Growing shareholder challenge to FTSE 100 pay

Shareholder protests against excessive executive pay deals are increasing, with a quarter of FTSE 100 companies receiving more than a 20% vote against a pay resolution, three times as many as in 2017, according to a mid-season report from PwC

The firm’s analysis of the first 24 AGM results of FTSE 100 has found that one in five remuneration reports have had 20% or more of shareholders vote against resolutions, compared with 7% last year.

The influential proxy advisor Institutional Shareholder Services (ISS) has increased its ‘against’ voting recommendations three-fold on 2017 and this has been reflected by a drop in the level of support for pay recommendations among FTSE100 firms.

Adding in remuneration policy votes, nearly one in four pay votes (24%) exceeded 20% shareholder opposition. These companies all now appear on the Investment Association register and will be expected to publish a statement on how they will address shareholder concerns.

Shareholders have also increased the pressure on remuneration committees to use their discretion to overrule formulaic outcomes. So far, 25% of firms have applied discretion for a variety of reasons but in the majority of cases have applied a reduction to one or both of the annual bonus or long term investment plan (LTIP) outcomes.

The overall environment of pay restraint continues, with one third of CEOs having their base salary frozen for 2018, with a median figure of £1,007,000 compared with £997,000 last year. The median single figure of pay has increased by 1.7% from £4.279m to £4.351m.

Overall 61% of CEOs saw an increase in their total pay in 2017 compared to 2016, and 39% of CEOs saw a decrease. The upper quartile single figure increased by 13%, meaning one in four CEOs in the sample earnt more than £7.6m.

Tom Gosling, PwC reward and employment partner, said: ‘The 2018 AGM season is now in full swing and early signs are that shareholders are coming down hard on any signs of pay inflation returning.
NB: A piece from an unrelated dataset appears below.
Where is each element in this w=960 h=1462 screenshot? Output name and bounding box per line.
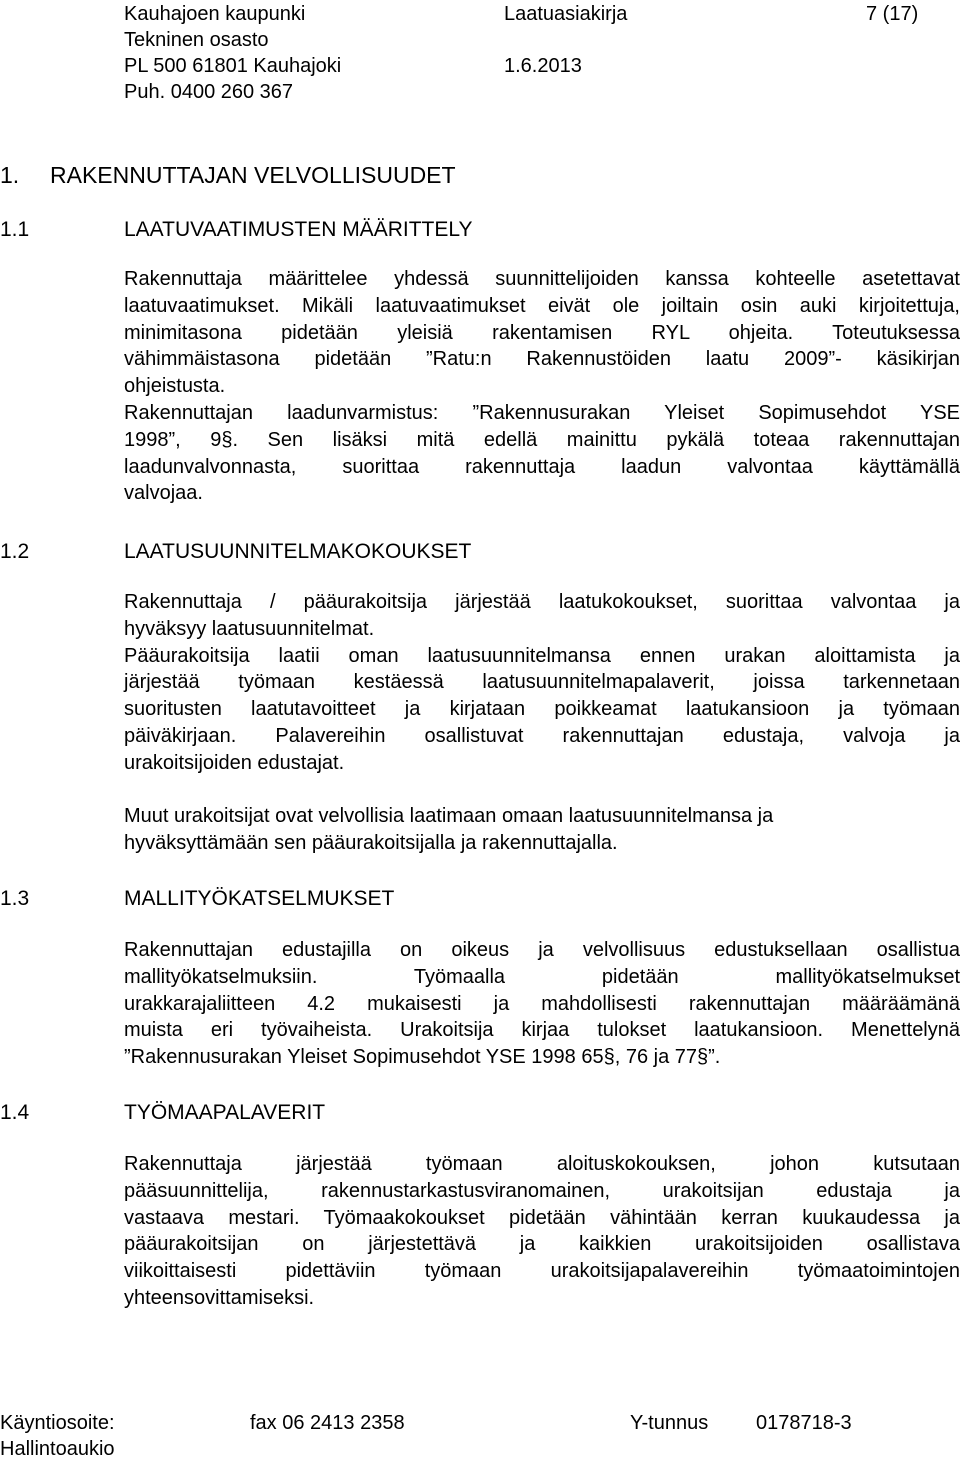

‘This is despite data showing no material movement in the median level of overall pay for CEOs, continued restraint on salaries, and even some emerging suggestion that pay levels may be trending down.’

Gosling highlighted the significance of the role of external advisers in challenging pay policies, suggesting that this is resulting in ‘collateral damage’, particularly in special circumstances or when companies make proposals that are outside the norm and so require investor judgement.

‘Companies need to take this year’s season as a warning against returning to the ways of the past, but at the same time investors need to find a way of ensuring that fruitful innovation is encouraged, and that the good doesn’t get thrown out with the bad,’ he said.